By Nita Chicooree-Mercier
There is refreshing news of how education and liberalization propel the world’s most downtrodden people up to the top list of billionaires. Indeed, the achievements of such people are even greater and praiseworthy since they successfully managed to climb up the economic ladder in spite of traditional discrimination they have faced for ages.India is full of extremes and paradoxes. A league of more than 30 Dalit ‘crorepatis’ (billionaires) comprising first-generation entrepreneurs who run successful businesses and give jobs to others shows how Dalits (oppressed people), through sheer hard work and competition, can make it to the top defying odds and castes.
One such success story is that of a woman, Kalpana Saroj who got married off at the age of twelve. With a loan of Rs 40, 000 she first purchased a few sewing machines and employed women to stitch and embroider garments. Grit coupled with a powerful motivation to achieve brought her into real estate and construction, and she is now heading Mumbai-based Kamani tubes company which boasts of Rs 100 crore (Rs one billion) business.
When he cruises past his village in his BMW, Ashok Kade weeps and often asks his chauffeur to stop by a huge tree; he steps out and rests in its shade, gives it a hug and even talks to the tree. Since his birth, his caste-status marked him out for exclusion from the village ground, the well, its water, the temple and almost everything. Khade clutched firmly at education, sweated out in the docks during the day and studied for a diploma in mechanical engineering at night, living under staircases at times for lack of money to pay rent. Today, his company, Das Offshore undertakes construction assignments, builds skywalks or foot overbridges; his empire is worth Rs 550 crore (Rs 5.5 billion) and has a workforce of 4500 people.
A refreshing change from the usual mucky corruption news hitting the headlines lately! Milind Kamble always dreamt of becoming a billionaire every time he looks at the list of billionaires published in the magazine Fortune. Today, as the CMD of Fortune Construction Company, he has made it to the world’s list of the richest. In Gujarat, Nagin Makwana runs a business of multi-filament yarn with a turnover of Rs 3 billion.
What is inspiring is that the new breed of entrepreneurs were propelled by sheer grit and tremendous self-belief in areas not traditionally open to their community, putting up a tough struggle in a market where businesses are run on networks and caste lines. All this has come true after years of fighting a system whose very structure is designed to keep them out. Not to mention discrimination along the lines of untouchability, a whole structure of stereotypes about their lack of skills and poor command of English. Traditions have fortunately been overtaken by the democratic and humanitarian principles that underlie the Constitution of the Indian Republic established a mere 60 years ago. Even so tremendous personal effort has been and continues to be necessary.

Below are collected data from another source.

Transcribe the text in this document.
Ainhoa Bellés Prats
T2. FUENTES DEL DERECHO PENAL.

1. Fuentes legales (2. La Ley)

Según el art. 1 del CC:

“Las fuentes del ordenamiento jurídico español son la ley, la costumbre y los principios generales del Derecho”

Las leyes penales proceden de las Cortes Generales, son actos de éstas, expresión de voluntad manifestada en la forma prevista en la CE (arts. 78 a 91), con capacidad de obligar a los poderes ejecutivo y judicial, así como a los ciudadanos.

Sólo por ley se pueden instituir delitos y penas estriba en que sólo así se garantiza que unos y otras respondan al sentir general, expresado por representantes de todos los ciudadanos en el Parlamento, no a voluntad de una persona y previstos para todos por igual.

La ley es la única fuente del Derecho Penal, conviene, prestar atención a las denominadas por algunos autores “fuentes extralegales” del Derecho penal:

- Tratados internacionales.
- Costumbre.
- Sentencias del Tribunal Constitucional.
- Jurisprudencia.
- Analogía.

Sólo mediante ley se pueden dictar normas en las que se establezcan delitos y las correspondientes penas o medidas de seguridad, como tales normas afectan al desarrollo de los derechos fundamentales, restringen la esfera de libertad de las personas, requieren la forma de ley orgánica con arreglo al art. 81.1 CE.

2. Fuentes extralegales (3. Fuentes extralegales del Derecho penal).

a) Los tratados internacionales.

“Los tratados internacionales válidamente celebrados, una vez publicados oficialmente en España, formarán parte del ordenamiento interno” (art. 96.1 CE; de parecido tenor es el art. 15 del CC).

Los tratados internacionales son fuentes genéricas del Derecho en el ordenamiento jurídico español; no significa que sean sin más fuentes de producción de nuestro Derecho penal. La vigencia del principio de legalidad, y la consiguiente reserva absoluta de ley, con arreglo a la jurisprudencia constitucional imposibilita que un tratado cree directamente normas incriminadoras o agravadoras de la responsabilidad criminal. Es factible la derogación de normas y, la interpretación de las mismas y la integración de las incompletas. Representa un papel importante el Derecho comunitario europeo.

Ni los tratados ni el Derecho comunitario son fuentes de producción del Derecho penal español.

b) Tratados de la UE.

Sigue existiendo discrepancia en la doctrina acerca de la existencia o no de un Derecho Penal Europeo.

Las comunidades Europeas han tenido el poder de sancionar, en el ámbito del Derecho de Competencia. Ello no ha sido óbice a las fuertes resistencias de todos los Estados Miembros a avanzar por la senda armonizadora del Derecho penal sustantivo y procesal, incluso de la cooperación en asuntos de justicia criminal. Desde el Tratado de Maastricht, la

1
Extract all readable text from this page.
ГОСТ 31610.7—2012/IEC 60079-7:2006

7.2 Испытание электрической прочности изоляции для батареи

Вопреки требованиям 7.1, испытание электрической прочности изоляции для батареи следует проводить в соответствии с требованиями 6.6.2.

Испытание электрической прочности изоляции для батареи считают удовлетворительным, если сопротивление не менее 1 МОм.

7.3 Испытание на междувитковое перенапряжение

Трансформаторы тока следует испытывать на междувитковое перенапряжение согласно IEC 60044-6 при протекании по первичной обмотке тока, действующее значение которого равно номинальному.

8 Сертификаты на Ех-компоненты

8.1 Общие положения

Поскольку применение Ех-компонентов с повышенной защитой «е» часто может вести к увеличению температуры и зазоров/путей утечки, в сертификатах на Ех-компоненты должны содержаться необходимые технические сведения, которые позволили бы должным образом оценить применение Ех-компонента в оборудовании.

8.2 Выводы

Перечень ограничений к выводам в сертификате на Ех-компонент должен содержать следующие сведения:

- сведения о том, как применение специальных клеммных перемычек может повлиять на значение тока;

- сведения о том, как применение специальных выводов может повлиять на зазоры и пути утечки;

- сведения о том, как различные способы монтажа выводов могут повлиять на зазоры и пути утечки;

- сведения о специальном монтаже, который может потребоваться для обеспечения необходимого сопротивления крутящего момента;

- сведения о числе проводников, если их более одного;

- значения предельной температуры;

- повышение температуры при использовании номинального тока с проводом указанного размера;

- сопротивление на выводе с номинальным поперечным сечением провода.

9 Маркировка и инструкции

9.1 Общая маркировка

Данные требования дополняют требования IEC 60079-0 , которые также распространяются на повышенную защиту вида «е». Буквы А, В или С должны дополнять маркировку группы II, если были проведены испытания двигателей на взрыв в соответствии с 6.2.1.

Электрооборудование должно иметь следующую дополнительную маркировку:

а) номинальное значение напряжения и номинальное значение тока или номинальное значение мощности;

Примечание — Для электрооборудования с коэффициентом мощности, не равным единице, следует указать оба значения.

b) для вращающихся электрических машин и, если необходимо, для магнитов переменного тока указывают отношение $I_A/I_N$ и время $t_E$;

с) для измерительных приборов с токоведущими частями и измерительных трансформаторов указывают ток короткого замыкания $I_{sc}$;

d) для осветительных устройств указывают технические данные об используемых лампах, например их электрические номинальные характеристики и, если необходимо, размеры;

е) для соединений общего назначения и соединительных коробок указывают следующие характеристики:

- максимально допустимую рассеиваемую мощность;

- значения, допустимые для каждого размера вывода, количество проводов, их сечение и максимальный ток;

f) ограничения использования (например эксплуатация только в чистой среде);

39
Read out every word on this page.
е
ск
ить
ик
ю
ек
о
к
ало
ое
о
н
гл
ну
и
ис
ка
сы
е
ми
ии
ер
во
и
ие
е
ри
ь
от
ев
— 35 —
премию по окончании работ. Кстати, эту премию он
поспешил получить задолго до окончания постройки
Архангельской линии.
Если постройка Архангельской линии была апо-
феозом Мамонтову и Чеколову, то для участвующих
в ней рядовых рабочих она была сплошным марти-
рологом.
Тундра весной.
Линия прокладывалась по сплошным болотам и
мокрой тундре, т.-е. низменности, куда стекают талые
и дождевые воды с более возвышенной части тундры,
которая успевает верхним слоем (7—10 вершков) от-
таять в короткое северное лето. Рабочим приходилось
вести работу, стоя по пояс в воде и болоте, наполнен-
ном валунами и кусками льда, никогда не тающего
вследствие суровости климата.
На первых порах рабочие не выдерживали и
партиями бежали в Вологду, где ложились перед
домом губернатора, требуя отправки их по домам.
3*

Besides, liberalization has been a blessing in disguise, causing Dalits to step out and try to forge networks as they rise up in the open market. Notwithstanding the 2007 idea to hire people irrespective of castes in the private sector, employment of Dalits is still voluntary. The state has confined itself to playing the welfare card, often treating the poorest as a mere vote bank. However, Dalit entrepreneurs have made it from slums to riches outside the affirmative action state policy of job quotas in the public sector.
Successful Dalit crorepatis are striving to uplift their brethren through community service and education. Dr Sushant Meshram whose father worked as a waiter in a factory is soon to open a multi-speciality state-of-the-art hospital in Nagpur which will be open to the public in a month’s time.
Saroj, Khade and others have opted to open schools in their villages. Sharath Babu, whose mother sold idlis for a living in Chennai, started the eatery chain Food King four years ago which yields Rs 70 million annually. He joined politics and encouraged people to do so to rid politics of its bad name in a state where middle caste grip on political affairs poses a serious challenge.
Poverty and backwardness are still endemic among Dalits and huge inroads are yet to be made. The state has succeeded in bringing rebellious areas into the mainstream through education and job opportunities, which is much better than dropping bombs on its own children. Tribals and Adivasis living in remote places still encounter horrendous discrimination, lack of access to proper health care, education and employment.
Human beings improve through education, job opportunities and economic prosperity. If this policy is applied on a wider scale, there might well be fewer ‘internal security threats’. The number of successful businessmen is expected to rise, and it is desirable that a strong middle class arises. We may rightly say that the new entrepreneurs are role models for the downtrodden in the world and their success stories unveil further possibilities in a new India.